Things You May Not Know About the Apollo 11 Mission
Randy Attwood, FRASC
2019 marked the 50th anniversary of the first Moon landing. There was much coverage around the July 20th date, but perhaps there were some aspects of the mission that you may not have heard before
– what changes were made to the lunar module while it stood on the launch pad as a result of issues found during the Apollo
10 mission in May?
– why was there nearly no television from the Moon during the moonwalk?
– why was Armstrong chosen to take the first steps on the Moon
– why are there no good pictures of Armstrong standing on the lunar surface?
– what five problems did Armstrong and Aldrin face during the landing, each of which – if not resolved by the crew and Mission
Control – could have meant no lunar landing.
J. Randy Attwood is a resident of Mississauga and has been looking up at the night sky for nearly 50 years.
He joined the RASC in 1970. He is the founder, Past-President and currently Honorary President of the Mississauga Centre, a Past-President of the Toronto Centre and a Past President of the Society. He was the Executive Director of the Society from 2014 – 2019.
In 2013 he was named as one of the first Fellows of the Society. In 2005 he was awarded the Society’s Service Award.

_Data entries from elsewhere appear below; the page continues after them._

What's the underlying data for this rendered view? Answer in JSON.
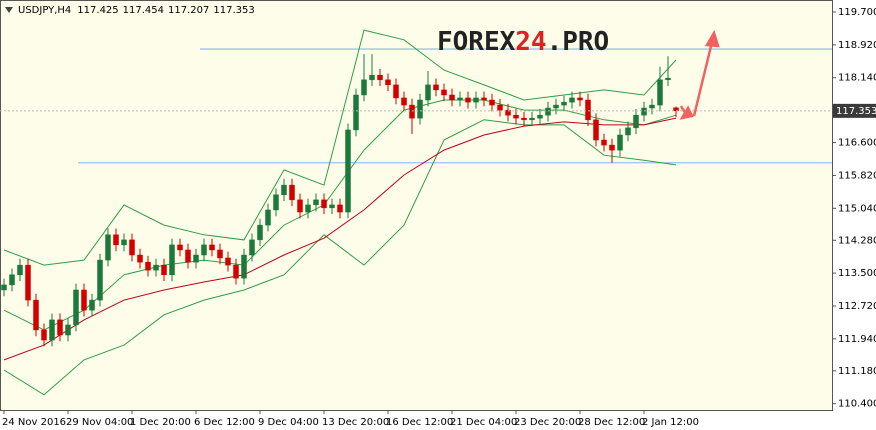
{
  "chart_data": {
    "type": "candlestick",
    "symbol": "USDJPY,H4",
    "watermark": [
      "FOREX",
      "24",
      ".PRO"
    ],
    "up_color": "#1b7a3b",
    "down_color": "#d40000",
    "ylim": [
      110.25,
      119.985
    ],
    "yticks": [
      {
        "value": 119.7,
        "label": "119.700"
      },
      {
        "value": 118.92,
        "label": "118.920"
      },
      {
        "value": 118.14,
        "label": "118.140"
      },
      {
        "value": 116.6,
        "label": "116.600"
      },
      {
        "value": 115.82,
        "label": "115.820"
      },
      {
        "value": 115.04,
        "label": "115.040"
      },
      {
        "value": 114.28,
        "label": "114.280"
      },
      {
        "value": 113.5,
        "label": "113.500"
      },
      {
        "value": 112.72,
        "label": "112.720"
      },
      {
        "value": 111.94,
        "label": "111.940"
      },
      {
        "value": 111.18,
        "label": "111.180"
      },
      {
        "value": 110.4,
        "label": "110.400"
      }
    ],
    "xticks": [
      {
        "value": 0,
        "label": "24 Nov 2016"
      },
      {
        "value": 8,
        "label": "29 Nov 04:00"
      },
      {
        "value": 16,
        "label": "1 Dec 20:00"
      },
      {
        "value": 24,
        "label": "6 Dec 12:00"
      },
      {
        "value": 32,
        "label": "9 Dec 04:00"
      },
      {
        "value": 40,
        "label": "13 Dec 20:00"
      },
      {
        "value": 48,
        "label": "16 Dec 12:00"
      },
      {
        "value": 56,
        "label": "21 Dec 04:00"
      },
      {
        "value": 64,
        "label": "23 Dec 20:00"
      },
      {
        "value": 72,
        "label": "28 Dec 12:00"
      },
      {
        "value": 80,
        "label": "2 Jan 12:00"
      }
    ],
    "open": [
      113.1,
      113.22,
      113.46,
      113.69,
      112.86,
      112.15,
      111.91,
      112.39,
      112.03,
      112.27,
      113.1,
      112.62,
      112.86,
      113.81,
      114.41,
      114.17,
      114.29,
      113.93,
      113.76,
      113.57,
      113.69,
      113.46,
      114.17,
      114.05,
      113.76,
      113.93,
      114.17,
      114.05,
      113.86,
      113.69,
      113.38,
      113.93,
      114.29,
      114.64,
      115.0,
      115.36,
      115.59,
      115.24,
      114.95,
      115.12,
      115.24,
      115.05,
      115.12,
      114.95,
      116.9,
      117.73,
      118.09,
      118.2,
      118.09,
      117.97,
      117.66,
      117.49,
      117.18,
      117.61,
      117.97,
      117.85,
      117.73,
      117.61,
      117.66,
      117.56,
      117.66,
      117.61,
      117.49,
      117.37,
      117.25,
      117.18,
      117.14,
      117.18,
      117.25,
      117.42,
      117.49,
      117.56,
      117.66,
      117.61,
      117.14,
      116.66,
      116.54,
      116.42,
      116.78,
      116.95,
      117.25,
      117.42,
      117.49,
      118.09,
      117.425
    ],
    "high": [
      113.37,
      113.61,
      113.84,
      113.84,
      113.01,
      112.3,
      112.54,
      112.54,
      112.42,
      113.25,
      113.25,
      113.01,
      113.96,
      114.56,
      114.56,
      114.44,
      114.44,
      114.08,
      113.91,
      113.84,
      113.84,
      114.32,
      114.32,
      114.2,
      114.08,
      114.32,
      114.32,
      114.2,
      114.01,
      113.84,
      114.08,
      114.44,
      114.79,
      115.15,
      115.51,
      115.74,
      115.74,
      115.39,
      115.27,
      115.39,
      115.39,
      115.27,
      115.27,
      117.05,
      117.88,
      118.7,
      118.7,
      118.35,
      118.24,
      118.12,
      117.81,
      117.64,
      117.76,
      118.3,
      118.12,
      118.0,
      117.88,
      117.81,
      117.81,
      117.81,
      117.81,
      117.76,
      117.64,
      117.52,
      117.4,
      117.33,
      117.33,
      117.4,
      117.57,
      117.64,
      117.71,
      117.81,
      117.81,
      117.76,
      117.29,
      116.81,
      116.69,
      116.93,
      117.1,
      117.4,
      117.57,
      117.64,
      118.4,
      118.65,
      117.454
    ],
    "low": [
      112.95,
      113.07,
      113.31,
      112.71,
      112.0,
      111.76,
      111.76,
      111.88,
      111.88,
      112.12,
      112.47,
      112.47,
      112.71,
      113.66,
      114.02,
      114.02,
      113.78,
      113.61,
      113.42,
      113.42,
      113.31,
      113.31,
      113.9,
      113.61,
      113.61,
      113.78,
      113.9,
      113.71,
      113.54,
      113.23,
      113.23,
      113.78,
      114.14,
      114.49,
      114.85,
      115.21,
      115.09,
      114.8,
      114.8,
      114.97,
      114.9,
      114.9,
      114.8,
      114.8,
      116.75,
      117.58,
      117.94,
      117.94,
      117.82,
      117.51,
      117.34,
      116.8,
      117.03,
      117.46,
      117.7,
      117.58,
      117.46,
      117.46,
      117.41,
      117.41,
      117.46,
      117.34,
      117.22,
      117.1,
      117.03,
      116.99,
      116.99,
      117.03,
      117.1,
      117.27,
      117.34,
      117.41,
      117.46,
      116.99,
      116.51,
      116.39,
      116.12,
      116.27,
      116.63,
      116.8,
      117.1,
      117.27,
      117.34,
      117.94,
      117.207
    ],
    "close": [
      113.22,
      113.46,
      113.69,
      112.86,
      112.15,
      111.91,
      112.39,
      112.03,
      112.27,
      113.1,
      112.62,
      112.86,
      113.81,
      114.41,
      114.17,
      114.29,
      113.93,
      113.76,
      113.57,
      113.69,
      113.46,
      114.17,
      114.05,
      113.76,
      113.93,
      114.17,
      114.05,
      113.86,
      113.69,
      113.38,
      113.93,
      114.29,
      114.64,
      115.0,
      115.36,
      115.59,
      115.24,
      114.95,
      115.12,
      115.24,
      115.05,
      115.12,
      114.95,
      116.9,
      117.73,
      118.09,
      118.2,
      118.09,
      117.97,
      117.66,
      117.49,
      117.18,
      117.61,
      117.97,
      117.85,
      117.73,
      117.61,
      117.66,
      117.56,
      117.66,
      117.61,
      117.49,
      117.37,
      117.25,
      117.18,
      117.14,
      117.18,
      117.25,
      117.42,
      117.49,
      117.56,
      117.66,
      117.61,
      117.14,
      116.66,
      116.54,
      116.42,
      116.78,
      116.95,
      117.25,
      117.42,
      117.49,
      118.09,
      118.13,
      117.353
    ],
    "lines": [
      {
        "color": "#2f9e44",
        "x": [
          0,
          5,
          10,
          15,
          20,
          25,
          30,
          35,
          40,
          45,
          50,
          55,
          60,
          65,
          70,
          75,
          80,
          84
        ],
        "values": [
          114.05,
          113.69,
          113.81,
          115.12,
          114.64,
          114.41,
          114.29,
          115.95,
          115.59,
          119.27,
          119.04,
          118.32,
          117.97,
          117.61,
          117.73,
          117.85,
          117.73,
          118.56
        ]
      },
      {
        "color": "#2f9e44",
        "x": [
          0,
          5,
          10,
          15,
          20,
          25,
          30,
          35,
          40,
          45,
          50,
          55,
          60,
          65,
          70,
          75,
          80,
          84
        ],
        "values": [
          112.62,
          112.15,
          112.62,
          113.46,
          113.69,
          113.81,
          113.69,
          114.64,
          115.12,
          116.42,
          117.37,
          117.61,
          117.61,
          117.37,
          117.37,
          117.14,
          117.02,
          117.25
        ]
      },
      {
        "color": "#2f9e44",
        "x": [
          0,
          5,
          10,
          15,
          20,
          25,
          30,
          35,
          40,
          45,
          50,
          55,
          60,
          65,
          70,
          75,
          80,
          84
        ],
        "values": [
          111.2,
          110.61,
          111.44,
          111.79,
          112.51,
          112.86,
          113.1,
          113.46,
          114.41,
          113.69,
          114.64,
          116.66,
          117.14,
          117.02,
          117.02,
          116.3,
          116.18,
          116.07
        ]
      },
      {
        "color": "#c0001a",
        "x": [
          0,
          5,
          10,
          15,
          20,
          25,
          30,
          35,
          40,
          45,
          50,
          55,
          60,
          65,
          70,
          75,
          80,
          84
        ],
        "values": [
          111.44,
          111.79,
          112.39,
          112.86,
          113.1,
          113.29,
          113.46,
          113.93,
          114.33,
          115.0,
          115.83,
          116.42,
          116.78,
          116.99,
          117.09,
          117.02,
          117.02,
          117.18
        ]
      }
    ],
    "hlines": [
      118.82,
      116.12
    ],
    "hline_color": "#9cc3ee",
    "grid": false
  }
}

Randy has appeared on CTV, CBC, GLOBAL and the Discovery Channel to provide background information for space and astronomy related stories. He has covered 12 space shuttle launches and landings as a journalist and as a Canadian Space Agency photographer.
Between 1981 and 1994 he produced and hosted 63 astronomy cable television shows called Astronomy Toronto which are stored on the Society’s RASCANADA You Tube Channel.
He has traveled to various places around the world to observe and photograph 12 total eclipses of the sun. He has written High School Astronomy text book units on astronomy and presented planetarium programming at schools.
Randy Attwood is the President of The Earthshine Astronomy and Space Science Organization, a Mississauga based not for profit charity organization. Earthshine hopes to build and run a public astronomy facility in the Mississauga area.
In 2012, Asteroid 260235 was renamed Asteroid Attwood in his honour.